Дел и забот было не счесть- наступали, так что голова его забита была совершенно не "воробушком". Он и думать забыл об истории с её беременностью. И про неё зрело огромное желание не вспоминать. Рутковский вдруг понял, что вся его эта тайная затея… ударит рикошетом по семье. Юлия с Адой непременно узнают об этом и будут страдать. Когда, получив Галкино письмо с настоятельной просьбой приехать, он появился там, с решительным видом объясниться и поставить точку, то был поражён "радостной" новостью о том, что ему светит стать отцом. "Воробушек" объясняясь плакала и, оправдывая свой поступок, рассказывала озадаченному Рутковскому, что любит его так сильно, что решила оставить от их любви память, его кровиночку. Косте это ничем не помешает. Она ничего не просит у него. Только этого ребёнка. Это для неё такой подарок. Она никому не скажет. Никто не узнает. Даже ребёнок, кто его отец знать не будет. Это будет только их тайна. Да и ему никогда не напомнит о себе. Исчезнет с его пути… Вот такая у неё сильная к нему любовь. Он не ответил, конечно. Впрочем, как обычно.

Она молода и не знала того, что мужчины никогда в таком вопросе не принимают решение и всегда дают задний ход, вешая ответственность на женщину. Даже очень сильные.

Рутковский слушал и не понимал. Честно говоря, был в растерянности от всего этого. Он смутно представлял себе последствия. Сейчас ему было точно не до того. Чувствовал, что ребёнка ему навязывают, причём беспардонно, грубо. Такой оборот им уже не планировался и, тем более, он теперь его не желал. Он находился между небом и землёй, с ужасом ожидая, когда Юлия с Адой узнают об этом. Как тогда быть он не знал. В голове варилась каша. От — ему это не было нужно и ни к селу, ни к городу объявившийся ребёнок опять кидал его в сложности, до — неужели в него можно влюбиться до такой степени, что пойти на такое. Женщины как-то по — особому устроены, у них другие понятия любви. К тому же всё поздно, ничего уже не изменить… или можно и она прикидывается? Но, как бы там не было, для него такой поворот ничего не значит. Для себя он всё решил и с той дороги не свернёт. Впервые он сошёл до ругани. И настоятельно пригрозив избавиться ей от проблемы, хлопнул дверью.
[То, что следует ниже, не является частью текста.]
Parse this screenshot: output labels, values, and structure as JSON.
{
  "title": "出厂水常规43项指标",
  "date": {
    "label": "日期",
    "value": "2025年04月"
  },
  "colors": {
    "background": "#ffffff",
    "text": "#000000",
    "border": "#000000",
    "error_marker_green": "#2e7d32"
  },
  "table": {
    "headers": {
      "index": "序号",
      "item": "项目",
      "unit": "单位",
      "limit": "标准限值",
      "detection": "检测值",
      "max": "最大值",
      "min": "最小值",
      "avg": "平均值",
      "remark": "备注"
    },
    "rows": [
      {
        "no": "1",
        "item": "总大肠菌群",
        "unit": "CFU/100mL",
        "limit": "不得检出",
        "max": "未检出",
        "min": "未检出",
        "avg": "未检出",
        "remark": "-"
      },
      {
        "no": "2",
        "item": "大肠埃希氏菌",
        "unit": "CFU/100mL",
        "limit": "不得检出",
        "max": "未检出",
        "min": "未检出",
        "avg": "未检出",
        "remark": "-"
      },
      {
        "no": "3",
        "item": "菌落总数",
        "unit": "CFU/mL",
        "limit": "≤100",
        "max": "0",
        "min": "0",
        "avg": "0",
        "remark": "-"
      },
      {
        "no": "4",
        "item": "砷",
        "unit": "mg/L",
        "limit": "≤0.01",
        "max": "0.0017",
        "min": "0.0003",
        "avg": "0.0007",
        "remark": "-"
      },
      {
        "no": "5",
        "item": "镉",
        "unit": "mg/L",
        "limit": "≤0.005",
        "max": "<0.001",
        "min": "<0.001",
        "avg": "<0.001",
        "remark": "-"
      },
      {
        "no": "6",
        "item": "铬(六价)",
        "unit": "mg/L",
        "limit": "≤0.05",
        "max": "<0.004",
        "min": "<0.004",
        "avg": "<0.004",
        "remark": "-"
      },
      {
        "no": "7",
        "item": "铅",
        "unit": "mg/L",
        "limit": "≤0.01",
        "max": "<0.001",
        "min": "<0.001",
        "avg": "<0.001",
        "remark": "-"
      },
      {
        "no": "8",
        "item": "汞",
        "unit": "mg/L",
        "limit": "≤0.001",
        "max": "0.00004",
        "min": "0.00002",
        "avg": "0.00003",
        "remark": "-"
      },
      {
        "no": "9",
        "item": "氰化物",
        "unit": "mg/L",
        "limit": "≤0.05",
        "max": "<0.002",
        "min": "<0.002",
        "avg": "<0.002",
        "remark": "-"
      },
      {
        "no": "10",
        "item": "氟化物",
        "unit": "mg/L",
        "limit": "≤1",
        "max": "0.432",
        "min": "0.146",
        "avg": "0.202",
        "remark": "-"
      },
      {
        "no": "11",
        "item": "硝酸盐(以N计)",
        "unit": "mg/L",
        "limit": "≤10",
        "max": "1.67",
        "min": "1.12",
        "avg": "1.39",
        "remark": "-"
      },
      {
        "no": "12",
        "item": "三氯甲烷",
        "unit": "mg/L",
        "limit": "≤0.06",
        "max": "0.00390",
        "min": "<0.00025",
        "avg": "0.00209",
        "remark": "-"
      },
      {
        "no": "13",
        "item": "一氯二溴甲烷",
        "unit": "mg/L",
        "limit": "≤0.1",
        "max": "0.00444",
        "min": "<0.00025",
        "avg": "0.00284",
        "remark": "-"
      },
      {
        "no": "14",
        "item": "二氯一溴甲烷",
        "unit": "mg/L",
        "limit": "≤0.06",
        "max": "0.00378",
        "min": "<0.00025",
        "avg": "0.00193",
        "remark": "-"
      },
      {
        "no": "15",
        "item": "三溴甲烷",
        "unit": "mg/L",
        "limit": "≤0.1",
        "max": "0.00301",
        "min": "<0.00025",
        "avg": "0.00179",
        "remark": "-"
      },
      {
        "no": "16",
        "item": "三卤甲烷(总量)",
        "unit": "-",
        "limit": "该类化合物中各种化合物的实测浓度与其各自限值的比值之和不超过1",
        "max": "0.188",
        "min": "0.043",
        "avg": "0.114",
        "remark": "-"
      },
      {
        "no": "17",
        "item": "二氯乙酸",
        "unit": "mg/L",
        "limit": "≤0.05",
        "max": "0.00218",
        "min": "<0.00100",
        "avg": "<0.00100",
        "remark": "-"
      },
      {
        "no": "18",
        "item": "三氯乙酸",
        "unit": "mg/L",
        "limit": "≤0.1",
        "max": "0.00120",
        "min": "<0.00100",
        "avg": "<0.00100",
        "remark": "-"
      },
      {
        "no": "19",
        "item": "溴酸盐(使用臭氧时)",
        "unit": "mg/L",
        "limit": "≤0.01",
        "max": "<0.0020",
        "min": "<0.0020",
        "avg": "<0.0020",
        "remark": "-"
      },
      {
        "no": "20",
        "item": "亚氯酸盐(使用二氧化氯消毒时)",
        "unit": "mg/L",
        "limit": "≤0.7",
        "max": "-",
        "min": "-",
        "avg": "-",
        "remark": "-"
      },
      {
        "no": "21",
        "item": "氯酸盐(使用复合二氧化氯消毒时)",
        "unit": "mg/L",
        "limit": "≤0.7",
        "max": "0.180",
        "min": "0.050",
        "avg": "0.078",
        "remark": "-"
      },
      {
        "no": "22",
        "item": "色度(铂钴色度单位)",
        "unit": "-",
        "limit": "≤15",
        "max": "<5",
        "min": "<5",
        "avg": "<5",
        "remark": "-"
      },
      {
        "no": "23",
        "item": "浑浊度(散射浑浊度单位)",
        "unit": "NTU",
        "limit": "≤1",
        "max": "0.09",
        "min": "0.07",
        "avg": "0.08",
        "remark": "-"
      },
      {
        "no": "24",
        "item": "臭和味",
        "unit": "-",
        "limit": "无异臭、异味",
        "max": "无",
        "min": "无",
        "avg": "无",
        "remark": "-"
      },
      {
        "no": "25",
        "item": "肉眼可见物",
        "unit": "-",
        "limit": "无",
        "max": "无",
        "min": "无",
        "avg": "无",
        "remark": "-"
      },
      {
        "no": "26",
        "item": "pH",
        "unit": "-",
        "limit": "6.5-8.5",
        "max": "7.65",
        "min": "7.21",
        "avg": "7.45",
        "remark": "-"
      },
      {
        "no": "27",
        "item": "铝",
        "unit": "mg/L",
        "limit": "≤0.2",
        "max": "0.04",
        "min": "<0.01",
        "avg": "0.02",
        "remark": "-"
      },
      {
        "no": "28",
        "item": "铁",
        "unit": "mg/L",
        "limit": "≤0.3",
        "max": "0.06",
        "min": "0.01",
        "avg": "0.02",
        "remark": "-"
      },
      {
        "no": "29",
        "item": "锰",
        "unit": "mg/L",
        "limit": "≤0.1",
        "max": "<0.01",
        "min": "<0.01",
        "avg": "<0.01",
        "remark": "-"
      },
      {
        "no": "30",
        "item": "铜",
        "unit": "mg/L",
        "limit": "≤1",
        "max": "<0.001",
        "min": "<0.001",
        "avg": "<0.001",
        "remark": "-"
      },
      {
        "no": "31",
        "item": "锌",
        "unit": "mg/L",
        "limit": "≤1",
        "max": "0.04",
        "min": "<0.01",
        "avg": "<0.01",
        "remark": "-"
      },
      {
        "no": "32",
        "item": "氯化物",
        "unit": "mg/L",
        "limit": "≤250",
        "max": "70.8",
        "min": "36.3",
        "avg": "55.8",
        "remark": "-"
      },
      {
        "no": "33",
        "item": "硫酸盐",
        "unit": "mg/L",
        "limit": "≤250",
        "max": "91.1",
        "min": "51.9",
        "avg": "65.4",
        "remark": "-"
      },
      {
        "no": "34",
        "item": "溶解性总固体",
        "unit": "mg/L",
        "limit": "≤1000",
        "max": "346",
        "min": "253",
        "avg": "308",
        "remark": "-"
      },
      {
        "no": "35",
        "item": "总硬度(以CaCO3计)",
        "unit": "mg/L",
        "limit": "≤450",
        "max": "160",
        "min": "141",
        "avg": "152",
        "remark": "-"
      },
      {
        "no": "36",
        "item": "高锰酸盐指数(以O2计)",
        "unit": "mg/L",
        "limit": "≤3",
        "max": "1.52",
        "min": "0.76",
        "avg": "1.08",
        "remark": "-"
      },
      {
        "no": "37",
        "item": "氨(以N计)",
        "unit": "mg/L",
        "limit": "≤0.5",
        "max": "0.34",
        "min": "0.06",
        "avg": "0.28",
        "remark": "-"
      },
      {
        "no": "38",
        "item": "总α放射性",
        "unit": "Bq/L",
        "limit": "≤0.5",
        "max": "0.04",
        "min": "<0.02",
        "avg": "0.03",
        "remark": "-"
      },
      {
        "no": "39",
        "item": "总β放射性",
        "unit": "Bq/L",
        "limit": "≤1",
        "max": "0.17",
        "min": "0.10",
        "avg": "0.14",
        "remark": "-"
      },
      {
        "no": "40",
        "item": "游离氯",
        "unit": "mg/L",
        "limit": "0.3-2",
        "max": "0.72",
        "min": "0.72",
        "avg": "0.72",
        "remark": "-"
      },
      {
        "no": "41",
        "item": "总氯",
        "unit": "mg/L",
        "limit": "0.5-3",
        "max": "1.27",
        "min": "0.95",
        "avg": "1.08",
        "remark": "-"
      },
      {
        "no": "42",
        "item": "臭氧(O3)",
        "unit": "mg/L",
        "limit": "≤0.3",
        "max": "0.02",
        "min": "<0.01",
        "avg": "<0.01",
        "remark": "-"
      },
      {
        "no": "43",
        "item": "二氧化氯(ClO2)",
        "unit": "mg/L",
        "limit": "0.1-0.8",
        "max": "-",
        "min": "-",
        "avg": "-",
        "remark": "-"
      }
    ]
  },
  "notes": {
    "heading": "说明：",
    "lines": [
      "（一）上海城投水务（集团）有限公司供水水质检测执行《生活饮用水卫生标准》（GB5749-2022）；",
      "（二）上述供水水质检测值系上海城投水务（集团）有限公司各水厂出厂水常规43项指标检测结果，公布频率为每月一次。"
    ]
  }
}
Он боялся Юлии. Этот страх вязал язык. Их разговорам словно нечто такое мешало. Он знал, конечно, про то "нечто". Они сидели бок о бок и молчали, но это молчание кричало обоим о том невысказанном. Он знал, что она читает его мысли, и поэтому опускал глаза, стараясь поскорее от неё ускользнуть. Как это невыносимо тяжело: желать с ней быть рядом и не мочь. Когда, когда уж это всё кончится?!… Раз уж совсем было собрался покаяться, но она вдруг тихо и твёрдо произнесла: — "Я устала". Он обрадовался, что неприятный разговор откладывается и не заметил в её словах отчуждения. Да, дорого бы он теперь дал, чтоб вернуть всё в исходное положение. Но время не играет в такие игры. Поэтому и сегодня, не заезжая домой, сейчас он не мог смотреть жене в глаза, поехал в штаб.